Sweet Pepperbush                      Clethra alnifolia
Eastern Carpenter Bee                Xylocopa virginica
Common Eastern Bumble Bee    Bombus impatiens
Purple Passion Flower                 Passiflora incarnata
Carolina Anole                             Anolis caroliniensis
Red ant                                        Hymenoptera: Formicidae
Swamp Rose-mallow                   Hibiscus moscheutos
Wild Petunia                                 Ruellia caroliniensis
Hairy Cat’s Ear                             Hypochaeris radicata
Mountain mint                               Pycnanthemum sp.
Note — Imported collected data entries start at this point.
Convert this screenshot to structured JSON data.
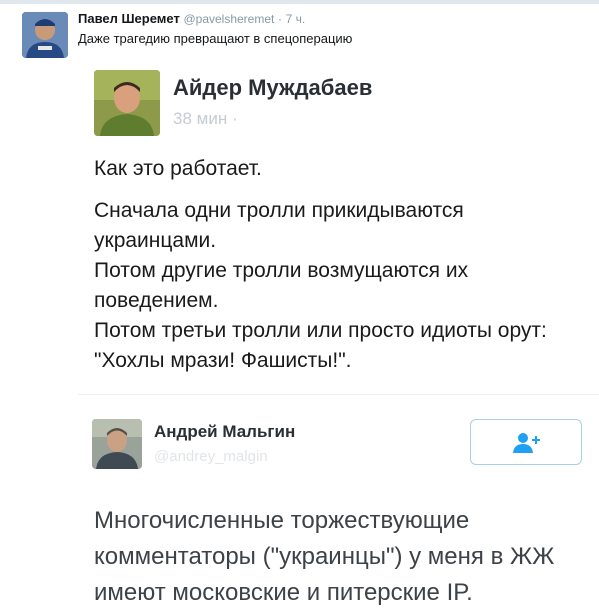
{
  "outer_tweet": {
    "author_name": "Павел Шеремет",
    "author_handle": "@pavelsheremet",
    "separator": "·",
    "time": "7 ч.",
    "text": "Даже трагедию превращают в спецоперацию"
  },
  "embedded_tweet": {
    "author_name": "Айдер Муждабаев",
    "time": "38 мин",
    "time_dot": "·",
    "lines": [
      "Как это работает.",
      "Сначала одни тролли прикидываются украинцами.",
      "Потом другие тролли возмущаются их поведением.",
      "Потом третьи тролли или просто идиоты орут: \"Хохлы мрази! Фашисты!\"."
    ],
    "quoted": {
      "author_name": "Андрей Мальгин",
      "author_handle": "@andrey_malgin",
      "follow_icon": "add-user-icon",
      "text": "Многочисленные торжествующие комментаторы (\"украинцы\") у меня в ЖЖ имеют московские и питерские IP."
    }
  },
  "colors": {
    "link_blue": "#1da1f2",
    "muted_gray": "#8899a6",
    "follow_border": "#a9cfe9"
  }
}
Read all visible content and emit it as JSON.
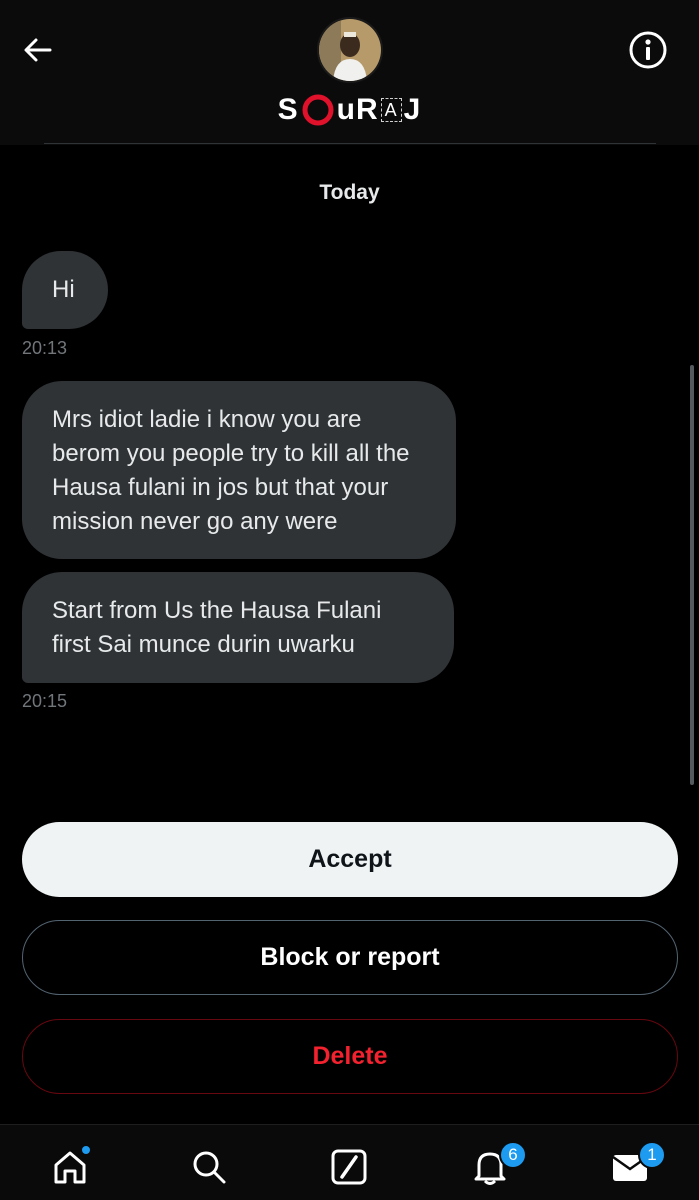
{
  "header": {
    "display_name_parts": [
      "S",
      "uR",
      "A",
      "J"
    ],
    "back_icon": "arrow-left-icon",
    "info_icon": "info-circle-icon",
    "avatar_icon": "avatar"
  },
  "conversation": {
    "date_label": "Today",
    "messages": [
      {
        "text": "Hi",
        "time": "20:13"
      },
      {
        "text": "Mrs idiot ladie i know you are berom you people try to kill all the Hausa fulani in jos but that your mission never go any were"
      },
      {
        "text": "Start from Us the Hausa Fulani first Sai munce durin uwarku",
        "time": "20:15"
      }
    ]
  },
  "actions": {
    "accept_label": "Accept",
    "block_label": "Block or report",
    "delete_label": "Delete"
  },
  "bottom_nav": {
    "items": [
      "home-icon",
      "search-icon",
      "grok-icon",
      "bell-icon",
      "envelope-icon"
    ],
    "notifications_badge": "6",
    "messages_badge": "1"
  },
  "colors": {
    "accent": "#1d9bf0",
    "danger": "#f4212e",
    "bubble": "#2f3336",
    "background": "#000000"
  }
}
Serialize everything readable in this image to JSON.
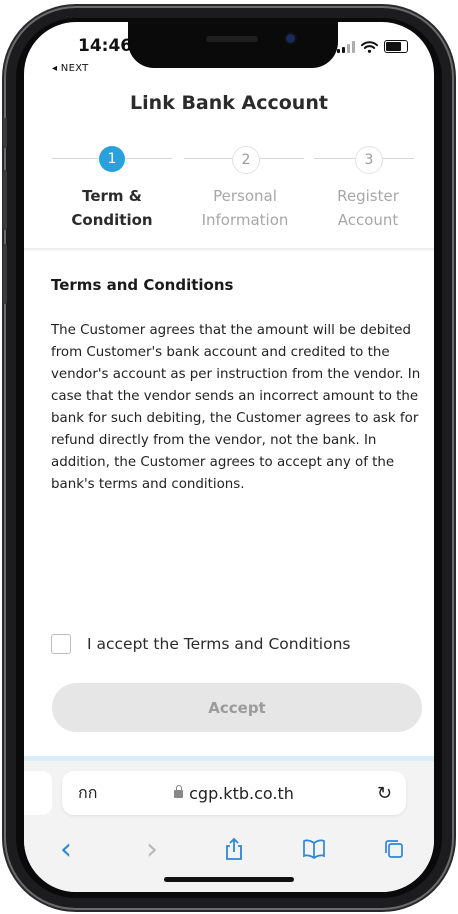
{
  "status": {
    "time": "14:46",
    "back_label": "◂ NEXT"
  },
  "header": {
    "title": "Link Bank Account"
  },
  "steps": [
    {
      "number": "1",
      "line1": "Term &",
      "line2": "Condition",
      "state": "active"
    },
    {
      "number": "2",
      "line1": "Personal",
      "line2": "Information",
      "state": "inactive"
    },
    {
      "number": "3",
      "line1": "Register",
      "line2": "Account",
      "state": "inactive"
    }
  ],
  "terms": {
    "heading": "Terms and Conditions",
    "body": "The Customer agrees that the amount will be debited from Customer's bank account and credited to the vendor's account as per instruction from the vendor. In case that the vendor sends an incorrect amount to the bank for such debiting, the Customer agrees to ask for refund directly from the vendor, not the bank. In addition, the Customer agrees to accept any of the bank's terms and conditions."
  },
  "accept": {
    "checkbox_label": "I accept the Terms and Conditions",
    "checked": false,
    "button_label": "Accept"
  },
  "browser": {
    "aa_label": "กก",
    "url": "cgp.ktb.co.th",
    "reload_icon": "↻"
  },
  "toolbar": {
    "back": "‹",
    "forward": "›",
    "share": "⇧",
    "bookmarks": "▢▢",
    "tabs": "⧉"
  },
  "colors": {
    "accent": "#2aa0dc",
    "disabled_button": "#e6e6e6",
    "ios_blue": "#2f86d4"
  }
}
Yellow Crownbeard                       Verbesina occidentalis
Loblolly Pine                                  Pinus taeda
Poison Ivy                                     Toxicodendron radicans
Trumpet Vine                                 Campsis radicans
Carolina Desert Chicory                Pyrrhopappus carolinianus
Common Whitetail                         Plathemis lydia
Beebalm                                        Monarda fistulosa
American Lady                              Vanessa virginiensis
Silvery Checkerspot                      Chlosyne nycteis
Leaf-cutter bee                              Megachile sp.
Thynnid Wasp                               Myzinum obscurum
Mason Wasp                                 Euodynerus foraminatus
Queen Anne’s Lace                      Daucus carota
Spittlebug                                     Hemiptera: Cercopidae
Bowl-and-doily Spider                  Frontinella pyramitela
Littleleaf Sensitive Briar                Mimosa microphylla
Heal-all                                         Prunella vulgaris
Blackberry                                    Rubus sp.
Grey-headed Coneflower             Ratibida pinnata
White Thoroughwort                     Eupatorium album
Rosepink                                      Sabatia angularis
Chicken-of-the-Woods                 Laetiporus sulphureus
Chanterelle mushroom                Cantharellus sp.